1. This is a petition in which it is sought to revise an order made by the District Munsif of Chodavaram declining to set aside an award passed by arbitrators. The first point taken is that the award is invalid as it was not made by the arbitrators unanimously. It was decided in Ayyasawmi Mudaliar v. Appandai Nynan 54 Ind. Cas. 912 : 38 M.L.J. 145 following the United Kingdom Mutual Steamship Assurance Association v. Houston & Co. (1893) 1 Q.B. 507 : 65 L.J.Q.B. 484, that an award to be enforceable in law must be the award of all the arbitrators without difference. Here, however, there is this distinction, that the petition of reference itself clearly states 'we shall accept as final the award given by the majority of the Panchayatdars'. The award is signed by a majority of three out of five. The District Munsif has found as facts that all the arbitrators were present at the deliberations, that two dissented from the decision of the majority and that they were not present when the award was actually written. He rightly concluded that the last fact did not vitiate the proceedings.
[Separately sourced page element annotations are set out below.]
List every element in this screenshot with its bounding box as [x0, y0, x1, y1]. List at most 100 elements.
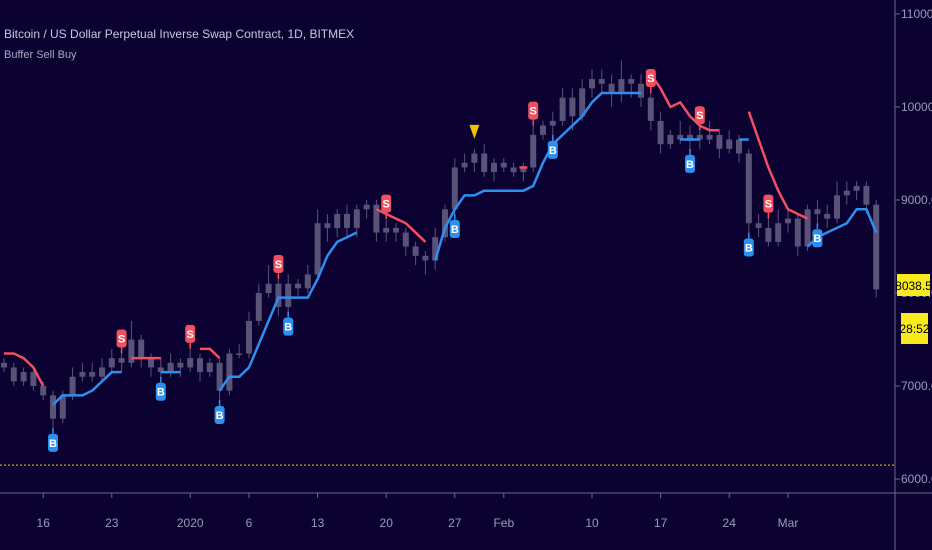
- signals-layer: B B B B B B B B B S S S S S S S S: [48, 69, 823, 452]
- buy-signal-label: B: [549, 145, 557, 157]
- marker-triangle: [469, 124, 480, 139]
- candle-body: [677, 134, 684, 140]
- candle-body: [726, 139, 733, 149]
- candle-body: [657, 120, 664, 145]
- candle-body: [79, 372, 86, 377]
- candle-body: [442, 209, 448, 238]
- buy-signal: [685, 154, 695, 173]
- candle-body: [736, 139, 742, 154]
- sell-signal: [528, 101, 539, 120]
- candle-body: [451, 167, 458, 210]
- buy-signal: [449, 219, 460, 238]
- candle-body: [549, 120, 556, 126]
- x-tick-label: 23: [105, 516, 119, 530]
- x-tick-label: 20: [380, 516, 394, 530]
- x-tick-label: 17: [654, 516, 668, 530]
- candle-body: [510, 167, 517, 173]
- candle-body: [304, 274, 311, 289]
- candle-body: [285, 283, 292, 307]
- sell-signal-label: S: [187, 329, 194, 341]
- candle-body: [579, 88, 586, 117]
- y-tick-label: 9000.0: [901, 193, 932, 207]
- candle-body: [177, 362, 184, 368]
- candle-body: [422, 255, 429, 261]
- chart-subtitle: Buffer Sell Buy: [4, 49, 77, 61]
- candle-body: [89, 372, 96, 377]
- candle-body: [99, 367, 105, 377]
- buy-signal-label: B: [745, 243, 753, 255]
- candle-body: [853, 186, 860, 191]
- candle-body: [598, 79, 605, 84]
- candles-layer: [1, 60, 880, 428]
- candle-body: [804, 209, 811, 247]
- candle-body: [530, 134, 537, 168]
- sell-signal-label: S: [530, 106, 537, 118]
- buy-signal-label: B: [49, 438, 57, 450]
- sell-signal-label: S: [647, 73, 654, 85]
- x-tick-label: 6: [246, 516, 253, 530]
- candle-body: [148, 358, 154, 368]
- candle-body: [824, 213, 831, 219]
- candle-body: [216, 362, 223, 391]
- countdown-tag-bg: [901, 313, 928, 344]
- sell-signal-label: S: [275, 259, 282, 271]
- candle-body: [353, 209, 360, 228]
- buy-line-segment: [52, 370, 122, 406]
- candle-body: [863, 186, 870, 205]
- candle-body: [461, 162, 468, 168]
- candle-body: [226, 353, 233, 391]
- candle-body: [834, 195, 840, 219]
- candle-body: [491, 162, 497, 173]
- candle-body: [873, 204, 880, 290]
- sell-signal: [381, 194, 392, 213]
- candle-body: [187, 358, 194, 368]
- candle-body: [236, 353, 243, 355]
- candle-body: [432, 237, 439, 261]
- candle-body: [50, 395, 56, 419]
- buy-signal-label: B: [451, 224, 459, 236]
- sell-signal-label: S: [696, 110, 703, 122]
- candle-body: [500, 162, 507, 168]
- candle-body: [696, 134, 703, 140]
- candle-body: [363, 204, 370, 210]
- sell-signal-label: S: [118, 333, 125, 345]
- sell-line-segment: [200, 347, 221, 360]
- candle-body: [1, 362, 7, 368]
- sell-signal: [763, 194, 774, 213]
- candle-body: [618, 79, 625, 94]
- candle-body: [324, 223, 331, 228]
- candle-body: [255, 293, 262, 321]
- candle-body: [843, 190, 850, 196]
- y-tick-label: 11000.0: [901, 7, 932, 21]
- buy-signal: [812, 229, 823, 248]
- x-tick-label: 27: [448, 516, 462, 530]
- candle-body: [246, 320, 252, 354]
- candle-body: [157, 367, 164, 373]
- candle-body: [314, 223, 321, 275]
- buy-signal-label: B: [813, 233, 821, 245]
- candle-body: [628, 79, 635, 84]
- candle-body: [706, 134, 713, 140]
- x-tick-label: Feb: [493, 516, 514, 530]
- candle-body: [647, 97, 654, 121]
- candle-body: [108, 358, 115, 368]
- buy-signal: [547, 140, 558, 159]
- candle-body: [138, 339, 145, 359]
- candle-body: [69, 376, 76, 396]
- buy-signal: [283, 317, 294, 336]
- x-tick-label: 24: [723, 516, 737, 530]
- sell-line-segment: [4, 352, 45, 387]
- buy-signal-label: B: [284, 322, 292, 334]
- buy-signal: [155, 382, 166, 401]
- last-price-tag-bg: [897, 274, 930, 296]
- x-tick-label: Mar: [778, 516, 799, 530]
- sell-signal: [273, 255, 284, 274]
- candle-body: [206, 362, 213, 373]
- buy-signal: [214, 405, 225, 424]
- candle-body: [559, 97, 566, 121]
- sell-line-segment: [747, 111, 809, 220]
- y-tick-label: 7000.0: [901, 379, 932, 393]
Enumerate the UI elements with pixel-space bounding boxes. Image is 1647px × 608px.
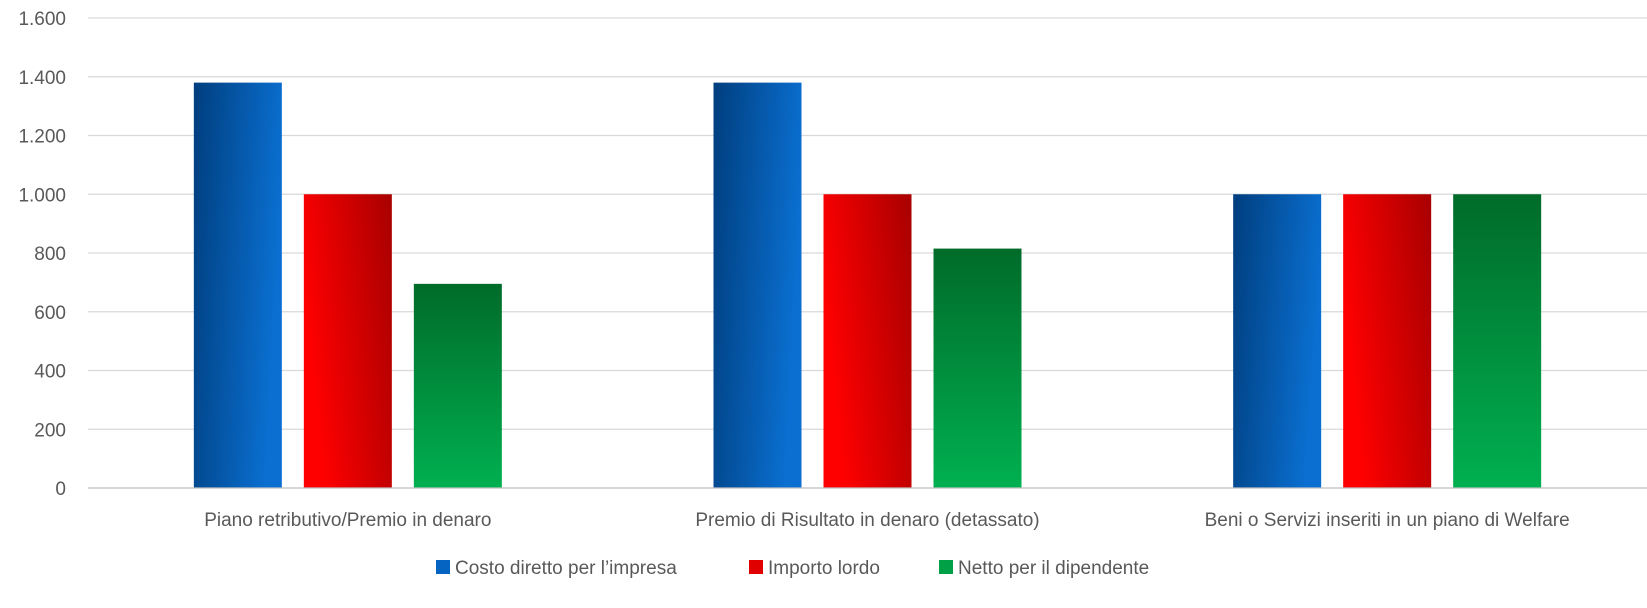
bar	[1453, 194, 1542, 488]
legend-swatch	[939, 560, 953, 574]
legend-label: Netto per il dipendente	[958, 558, 1149, 579]
bar	[303, 194, 392, 488]
x-category-label: Premio di Risultato in denaro (detassato…	[695, 510, 1039, 531]
bar	[1343, 194, 1432, 488]
bar	[193, 82, 282, 488]
bar	[823, 194, 912, 488]
y-tick-label: 800	[34, 244, 66, 265]
y-tick-label: 400	[34, 362, 66, 383]
legend: Costo diretto per l’impresa Importo lordo…	[436, 558, 1149, 579]
x-category-label: Beni o Servizi inseriti in un piano di W…	[1205, 510, 1570, 531]
bars	[193, 82, 1542, 488]
y-tick-label: 1.000	[18, 185, 66, 206]
legend-swatch	[436, 560, 450, 574]
x-axis-categories: Piano retributivo/Premio in denaro Premio…	[204, 510, 1569, 531]
legend-label: Costo diretto per l’impresa	[455, 558, 677, 579]
y-tick-label: 200	[34, 420, 66, 441]
legend-swatch	[749, 560, 763, 574]
y-tick-label: 600	[34, 303, 66, 324]
y-tick-label: 1.200	[18, 127, 66, 148]
y-tick-label: 1.600	[18, 9, 66, 30]
y-tick-label: 1.400	[18, 68, 66, 89]
y-axis-ticks: 0 200 400 600 800 1.000 1.200 1.400 1.600	[18, 9, 66, 500]
bar	[933, 248, 1022, 488]
x-category-label: Piano retributivo/Premio in denaro	[204, 510, 491, 531]
bar	[713, 82, 802, 488]
bar	[413, 283, 502, 488]
legend-label: Importo lordo	[768, 558, 880, 579]
y-tick-label: 0	[55, 479, 66, 500]
bar	[1233, 194, 1322, 488]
There is nothing wrong in parties agreeing to abide by the award of a majority. Here the award has been signed by a majority and it is binding on the parties to the reference. It is conceded that parties who can contract for themselves can agree to a majority award, but it is said that the mother and guardian acted improperly and to the prejudice of the minor in consenting to an award by a majority. It is argued that although such a submission might have been lawful had it been made by parties both of whom were sui juris, it could not be sustained when one of the parties was a minor represented by a guardian. And reference was made to Sanyasi v. Venkata Rao : AIR1923Mad301 . The facts of that case were, however, entirely different, there the minor's mother and guardian consented to an arbitrator deciding the minor's claim upon information and evidence, howsoever obtained by the arbitrator. It was held that the guardian's consent amounted to a surrender of the minor's rights and that the arbitrator's eventual decision was vitiated by this misconduct and was invalid under Section 15 of Schedule II, Civil Procedure Code. The ruling has no application.
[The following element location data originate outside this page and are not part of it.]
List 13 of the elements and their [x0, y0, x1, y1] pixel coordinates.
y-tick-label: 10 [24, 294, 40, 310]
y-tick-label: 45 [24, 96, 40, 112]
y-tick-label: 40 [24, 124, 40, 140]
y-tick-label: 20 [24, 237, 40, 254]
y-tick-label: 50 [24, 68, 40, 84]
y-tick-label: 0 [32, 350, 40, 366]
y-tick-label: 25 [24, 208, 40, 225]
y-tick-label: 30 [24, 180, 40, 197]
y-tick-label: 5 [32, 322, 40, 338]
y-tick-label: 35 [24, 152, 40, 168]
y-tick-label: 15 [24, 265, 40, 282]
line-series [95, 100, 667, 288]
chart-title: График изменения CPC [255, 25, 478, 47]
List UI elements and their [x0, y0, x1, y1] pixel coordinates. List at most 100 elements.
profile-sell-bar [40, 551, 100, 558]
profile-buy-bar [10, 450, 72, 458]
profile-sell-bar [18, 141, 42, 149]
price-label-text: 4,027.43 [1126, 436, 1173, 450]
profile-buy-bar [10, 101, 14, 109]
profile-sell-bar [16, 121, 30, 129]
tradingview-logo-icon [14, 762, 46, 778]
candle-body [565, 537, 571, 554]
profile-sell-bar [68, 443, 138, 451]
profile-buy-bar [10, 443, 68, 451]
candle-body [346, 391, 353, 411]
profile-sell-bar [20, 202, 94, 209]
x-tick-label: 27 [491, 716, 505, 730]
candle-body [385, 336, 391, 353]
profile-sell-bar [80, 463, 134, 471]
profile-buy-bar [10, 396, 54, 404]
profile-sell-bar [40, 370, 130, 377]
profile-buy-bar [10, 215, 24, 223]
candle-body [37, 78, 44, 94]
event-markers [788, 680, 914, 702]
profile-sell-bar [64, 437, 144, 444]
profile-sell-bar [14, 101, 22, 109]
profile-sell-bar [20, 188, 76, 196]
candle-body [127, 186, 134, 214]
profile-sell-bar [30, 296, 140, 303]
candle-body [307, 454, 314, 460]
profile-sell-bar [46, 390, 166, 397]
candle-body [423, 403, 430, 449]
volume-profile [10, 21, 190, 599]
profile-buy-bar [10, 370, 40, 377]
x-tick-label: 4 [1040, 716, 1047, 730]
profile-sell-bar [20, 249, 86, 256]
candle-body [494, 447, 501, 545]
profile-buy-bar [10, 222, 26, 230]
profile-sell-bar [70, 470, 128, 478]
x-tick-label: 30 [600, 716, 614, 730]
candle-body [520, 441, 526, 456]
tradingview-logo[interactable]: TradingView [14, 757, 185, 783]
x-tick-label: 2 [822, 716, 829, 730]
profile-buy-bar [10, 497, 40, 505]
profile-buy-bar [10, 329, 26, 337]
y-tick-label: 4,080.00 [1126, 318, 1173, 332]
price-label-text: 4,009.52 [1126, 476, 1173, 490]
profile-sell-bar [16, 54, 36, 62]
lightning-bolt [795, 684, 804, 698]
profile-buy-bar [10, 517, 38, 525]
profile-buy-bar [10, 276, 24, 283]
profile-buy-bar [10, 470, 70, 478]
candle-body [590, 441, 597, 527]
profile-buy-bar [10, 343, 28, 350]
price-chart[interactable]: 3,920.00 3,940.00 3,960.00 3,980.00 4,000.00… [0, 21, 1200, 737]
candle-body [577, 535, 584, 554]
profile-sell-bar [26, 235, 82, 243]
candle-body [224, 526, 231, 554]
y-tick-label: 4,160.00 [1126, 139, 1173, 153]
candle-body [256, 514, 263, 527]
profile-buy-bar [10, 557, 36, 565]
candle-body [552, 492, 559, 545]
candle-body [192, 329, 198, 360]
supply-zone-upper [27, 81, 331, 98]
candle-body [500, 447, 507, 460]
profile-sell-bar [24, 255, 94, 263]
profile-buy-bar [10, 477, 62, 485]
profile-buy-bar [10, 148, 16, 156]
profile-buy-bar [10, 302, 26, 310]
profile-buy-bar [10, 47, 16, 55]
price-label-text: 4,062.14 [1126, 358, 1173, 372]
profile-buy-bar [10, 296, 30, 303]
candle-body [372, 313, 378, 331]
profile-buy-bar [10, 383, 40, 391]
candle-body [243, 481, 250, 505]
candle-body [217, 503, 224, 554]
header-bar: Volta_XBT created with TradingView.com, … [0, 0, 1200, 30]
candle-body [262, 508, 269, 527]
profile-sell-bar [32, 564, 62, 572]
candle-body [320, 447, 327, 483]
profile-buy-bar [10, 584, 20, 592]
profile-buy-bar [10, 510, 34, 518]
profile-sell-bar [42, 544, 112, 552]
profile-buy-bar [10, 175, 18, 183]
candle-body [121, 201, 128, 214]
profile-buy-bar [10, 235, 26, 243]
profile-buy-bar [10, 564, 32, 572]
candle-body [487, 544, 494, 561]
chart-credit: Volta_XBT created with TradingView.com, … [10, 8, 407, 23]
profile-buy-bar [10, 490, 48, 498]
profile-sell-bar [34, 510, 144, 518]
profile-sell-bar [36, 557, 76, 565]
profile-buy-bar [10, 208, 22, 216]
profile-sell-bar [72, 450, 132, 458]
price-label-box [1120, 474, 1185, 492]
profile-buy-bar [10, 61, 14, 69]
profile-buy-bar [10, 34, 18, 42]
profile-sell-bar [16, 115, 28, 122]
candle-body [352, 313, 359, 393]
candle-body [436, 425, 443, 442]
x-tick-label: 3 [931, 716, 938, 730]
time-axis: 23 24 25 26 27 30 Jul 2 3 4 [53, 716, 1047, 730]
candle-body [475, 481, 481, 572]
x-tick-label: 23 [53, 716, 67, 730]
2. It was urged that the guardian cannot validly do anything which is beyond the ordinary course of litigation. I do not consider that agreeing to abide by a majority award is materially different from agreeing to abide by the award of a single person; and it cannot be said that such a course would be invalid. It is anomalous that the minor is still represented by the same guardian whose action is now characterised by her Advocate as grossly imprudent and detrimental. This is not a case where the guardian committed the interests of the minor into the absolute power of Panchayatdara who were permitted to follow a procedure opposed to natural justice; and the objection fails.
3. Thirdly, it is said that the award is bad because it is based on personal knowledge and because there must be express permission before personal knowledge can be imported. Reliance is placed on Krottapalli Gopalam v. Myneni Suryanarayana : (1926)50MLJ514 . In that case, however, the decision of the arbitrators was based only on their personal knowledge; moreover it was passed by a majority of only one and that one borrowed his knowledge at second hand from two of his fellow arbitrators. In the present case a reading of the award clearly shows that it was based on the documentary and oral evidence adduced by the plaintiff.
4. The fact that one of the three documents was produced by a Panahayatdar makes no difference. So far as appears the 'only facts known to us' on which reliance may have been placed are the facts stated in para. 3 that the 1st defendant is maintaining the guardian and also the minor which may equally be a conclusion from the plaintiff's evidence. The award is this based entirely or almost entirely on the evidence. The Panahayatdars were probably selected because of their personal knowledge and that knowledge they only used to understand and appreciate the evidence. They were appointed to decide 'whether they examine the proceedings in this suit and witnesses or not' which can only mean that if they did not make an enquiry they were to decide, on their personal knowledge. But in fact they decided on the documentary and oral evidence as is clear on the face of the award;
5. There is absolutely no ground which would justify interference with the procedure and order of the Court below in dealing with the objections to the award, and the petition is dismissed with costs.